Los padres y el médico la miraron al mismo tiempo.
Amaya miró la luz del sol filtrarse por la ventana. Las pestañas proyectaban una sombra tenue sobre su rostro: —Él va a casarse. Yo ya lo olvidé. Tal vez esta sea una oportunidad que Dios me da para empezar de nuevo.
Luego giró la cabeza hacia sus padres y sonrió. Era una sonrisa frágil, aún marcada por la enfermedad, pero ligera, como si por fin se hubiera liberado: —Además, por lo que me dijeron, antes era demasiado obstinada. Me agoté persiguiendo a alguien que no me quería. Quizá, por eso Dios me permitió olvidar.
Los ojos de Miranda se humedecieron. Abrazó a Amaya con fuerza: —Mi niña, me alegra tanto que puedas verlo así.
Cristian suspiró y le dio una palmada suave en el hombro: —Tienes razón. Eres nuestra princesa: hermosa, de buena familia, y nunca te han faltado pretendientes. Mauricio podrá ser capaz y atractivo, pero no es para ti. Es frío, distante, y no supo valorarte. Olvidarlo es lo mejor.
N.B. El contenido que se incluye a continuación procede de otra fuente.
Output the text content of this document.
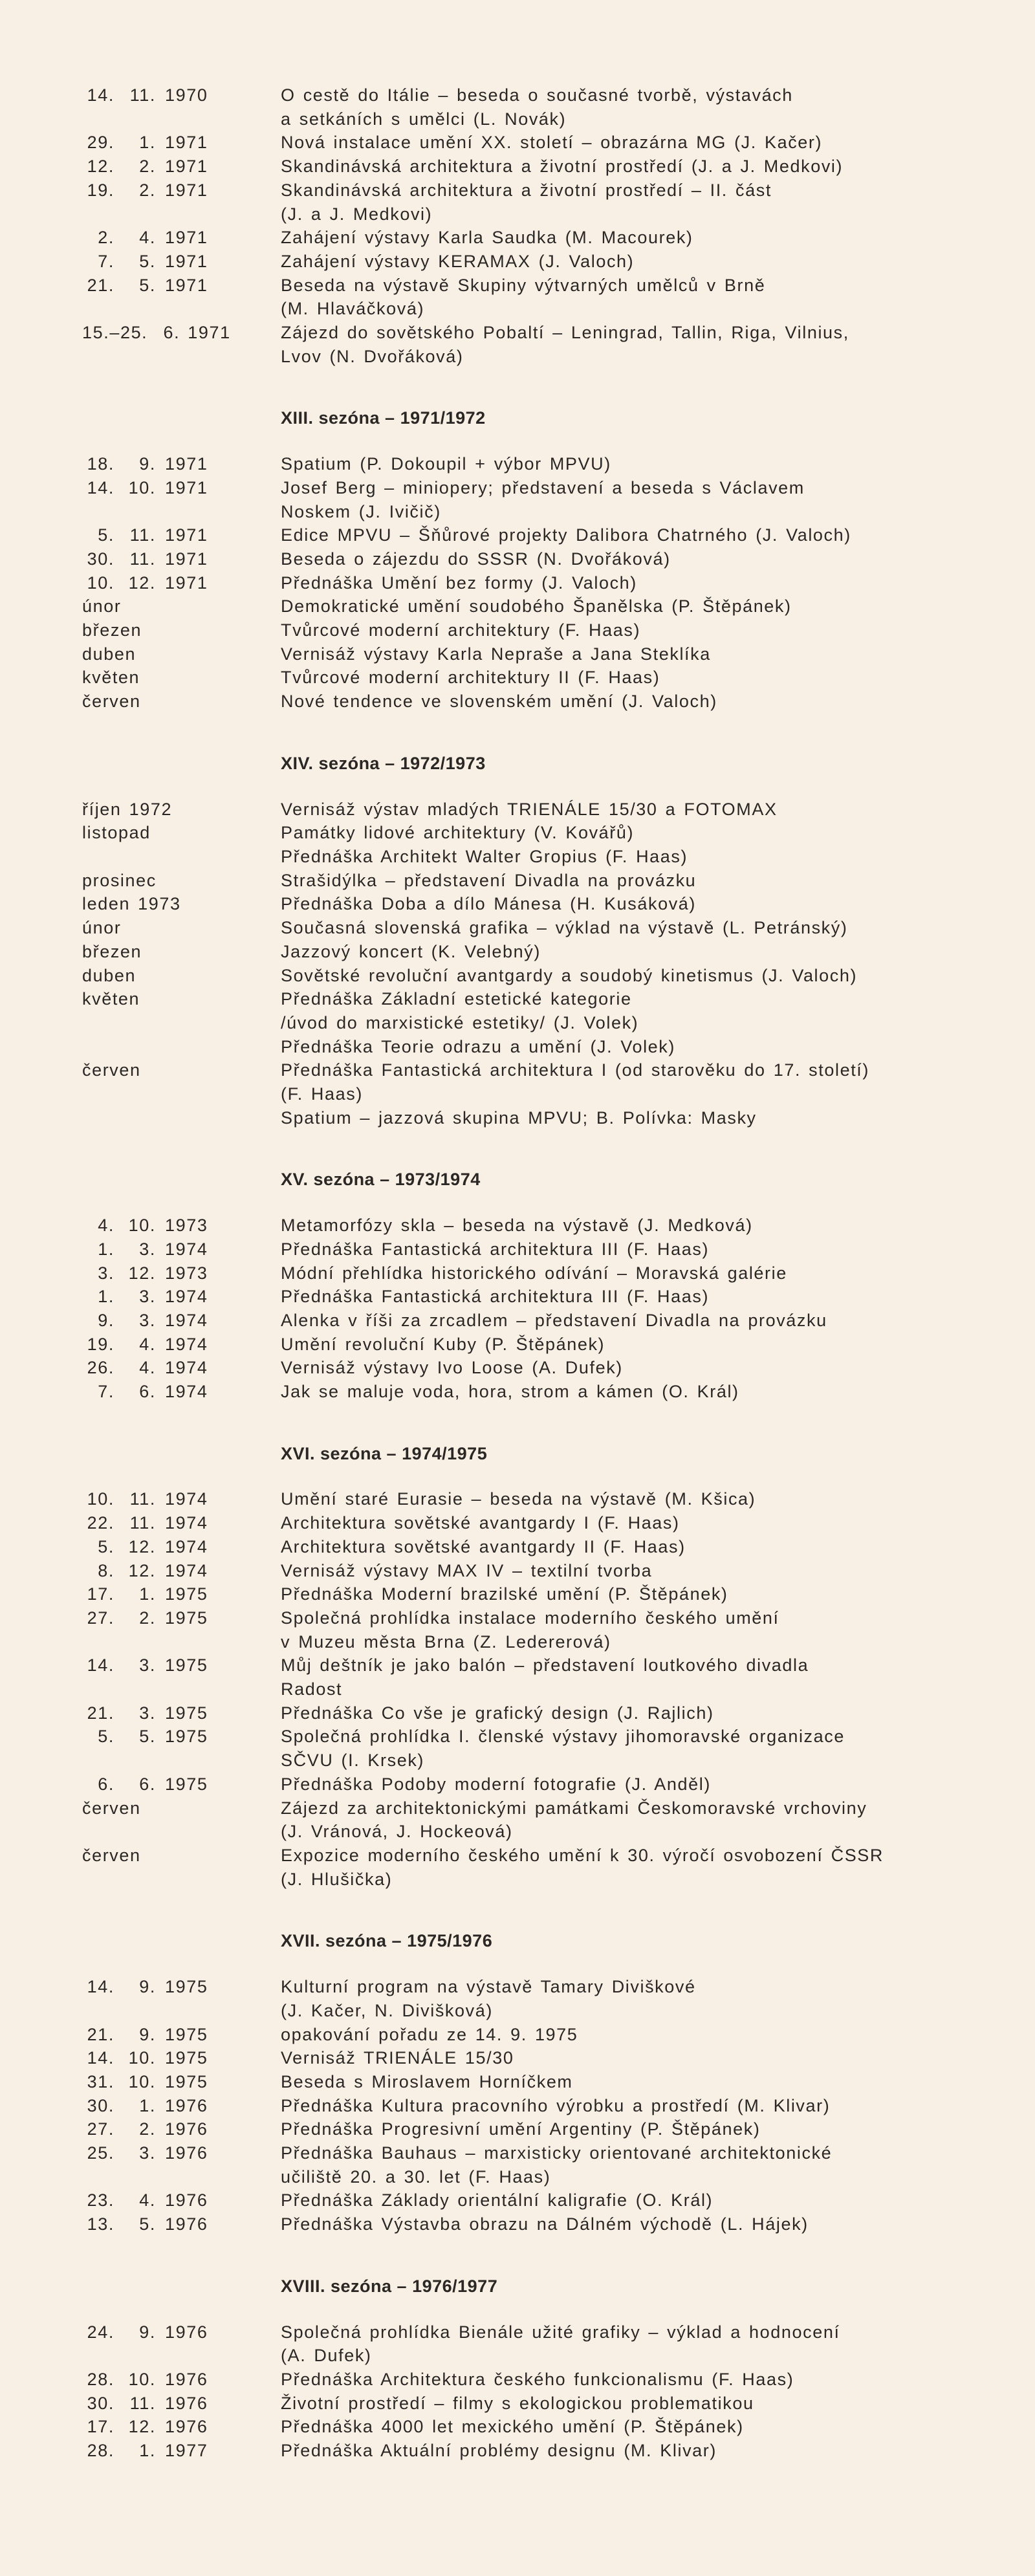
14. 11. 1970	O cestě do Itálie – beseda o současné tvorbě, výstavách
a setkáních s umělci (L. Novák)
29. 1. 1971	Nová instalace umění XX. století – obrazárna MG (J. Kačer)
12. 2. 1971	Skandinávská architektura a životní prostředí (J. a J. Medkovi)
19. 2. 1971	Skandinávská architektura a životní prostředí – II. část
(J. a J. Medkovi)
2. 4. 1971	Zahájení výstavy Karla Saudka (M. Macourek)
7. 5. 1971	Zahájení výstavy KERAMAX (J. Valoch)
21. 5. 1971	Beseda na výstavě Skupiny výtvarných umělců v Brně
(M. Hlaváčková)
15.–25.  6. 1971	Zájezd do sovětského Pobaltí – Leningrad, Tallin, Riga, Vilnius,
Lvov (N. Dvořáková)
XIII. sezóna – 1971/1972
18. 9. 1971	Spatium (P. Dokoupil + výbor MPVU)
14. 10. 1971	Josef Berg – miniopery; představení a beseda s Václavem
Noskem (J. Ivičič)
5. 11. 1971	Edice MPVU – Šňůrové projekty Dalibora Chatrného (J. Valoch)
30. 11. 1971	Beseda o zájezdu do SSSR (N. Dvořáková)
10. 12. 1971	Přednáška Umění bez formy (J. Valoch)
únor	Demokratické umění soudobého Španělska (P. Štěpánek)
březen	Tvůrcové moderní architektury (F. Haas)
duben	Vernisáž výstavy Karla Nepraše a Jana Steklíka
květen	Tvůrcové moderní architektury II (F. Haas)
červen	Nové tendence ve slovenském umění (J. Valoch)
XIV. sezóna – 1972/1973
říjen 1972	Vernisáž výstav mladých TRIENÁLE 15/30 a FOTOMAX
listopad	Památky lidové architektury (V. Kovářů)
Přednáška Architekt Walter Gropius (F. Haas)
prosinec	Strašidýlka – představení Divadla na provázku
leden 1973	Přednáška Doba a dílo Mánesa (H. Kusáková)
únor	Současná slovenská grafika – výklad na výstavě (L. Petránský)
březen	Jazzový koncert (K. Velebný)
duben	Sovětské revoluční avantgardy a soudobý kinetismus (J. Valoch)
květen	Přednáška Základní estetické kategorie
/úvod do marxistické estetiky/ (J. Volek)
Přednáška Teorie odrazu a umění (J. Volek)
červen	Přednáška Fantastická architektura I (od starověku do 17. století)
(F. Haas)
Spatium – jazzová skupina MPVU; B. Polívka: Masky
XV. sezóna – 1973/1974
4. 10. 1973	Metamorfózy skla – beseda na výstavě (J. Medková)
1. 3. 1974	Přednáška Fantastická architektura III (F. Haas)
3. 12. 1973	Módní přehlídka historického odívání – Moravská galérie
1. 3. 1974	Přednáška Fantastická architektura III (F. Haas)
9. 3. 1974	Alenka v říši za zrcadlem – představení Divadla na provázku
19. 4. 1974	Umění revoluční Kuby (P. Štěpánek)
26. 4. 1974	Vernisáž výstavy Ivo Loose (A. Dufek)
7. 6. 1974	Jak se maluje voda, hora, strom a kámen (O. Král)
XVI. sezóna – 1974/1975
10. 11. 1974	Umění staré Eurasie – beseda na výstavě (M. Kšica)
22. 11. 1974	Architektura sovětské avantgardy I (F. Haas)
5. 12. 1974	Architektura sovětské avantgardy II (F. Haas)
8. 12. 1974	Vernisáž výstavy MAX IV – textilní tvorba
17. 1. 1975	Přednáška Moderní brazilské umění (P. Štěpánek)
27. 2. 1975	Společná prohlídka instalace moderního českého umění
v Muzeu města Brna (Z. Ledererová)
14. 3. 1975	Můj deštník je jako balón – představení loutkového divadla
Radost
21. 3. 1975	Přednáška Co vše je grafický design (J. Rajlich)
5. 5. 1975	Společná prohlídka I. členské výstavy jihomoravské organizace
SČVU (I. Krsek)
6. 6. 1975	Přednáška Podoby moderní fotografie (J. Anděl)
červen	Zájezd za architektonickými památkami Českomoravské vrchoviny
(J. Vránová, J. Hockeová)
červen	Expozice moderního českého umění k 30. výročí osvobození ČSSR
(J. Hlušička)
XVII. sezóna – 1975/1976
14. 9. 1975	Kulturní program na výstavě Tamary Diviškové
(J. Kačer, N. Divišková)
21. 9. 1975	opakování pořadu ze 14. 9. 1975
14. 10. 1975	Vernisáž TRIENÁLE 15/30
31. 10. 1975	Beseda s Miroslavem Horníčkem
30. 1. 1976	Přednáška Kultura pracovního výrobku a prostředí (M. Klivar)
27. 2. 1976	Přednáška Progresivní umění Argentiny (P. Štěpánek)
25. 3. 1976	Přednáška Bauhaus – marxisticky orientované architektonické
učiliště 20. a 30. let (F. Haas)
23. 4. 1976	Přednáška Základy orientální kaligrafie (O. Král)
13. 5. 1976	Přednáška Výstavba obrazu na Dálném východě (L. Hájek)
XVIII. sezóna – 1976/1977
24. 9. 1976	Společná prohlídka Bienále užité grafiky – výklad a hodnocení
(A. Dufek)
28. 10. 1976	Přednáška Architektura českého funkcionalismu (F. Haas)
30. 11. 1976	Životní prostředí – filmy s ekologickou problematikou
17. 12. 1976	Přednáška 4000 let mexického umění (P. Štěpánek)
28. 1. 1977	Přednáška Aktuální problémy designu (M. Klivar)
Siguieron diciéndole muchas palabras de consuelo y ánimo.
Al final, ante la firme postura de Amaya, todos llegaron a una decisión unánime.
¡No habría tratamiento!
Que siguiera olvidando a Mauricio; que volviera a ser la princesa alegre y despreocupada que era antes de conocerlo.
Y, en efecto, la Amaya sin recuerdos volvió a ser aquella chica luminosa y feliz.
Sus heridas sanaron rápido, y pocos días después salió del hospital casi dando saltitos.
Tras completar el papeleo, Amaya, con el ramo que le habían regalado sus amigas, caminó ligera hacia la salida del hospital.
Al cruzar el vestíbulo, vio una figura alta y de porte impecable. Solo un perfil de espaldas, pero su corazón, de manera instintiva, se contrajo con un dolor fugaz.
Como si lo hubiera percibido, el hombre se volvió.
Amaya contuvo el aliento.
Era él.
El hombre de la fotografía, Mauricio.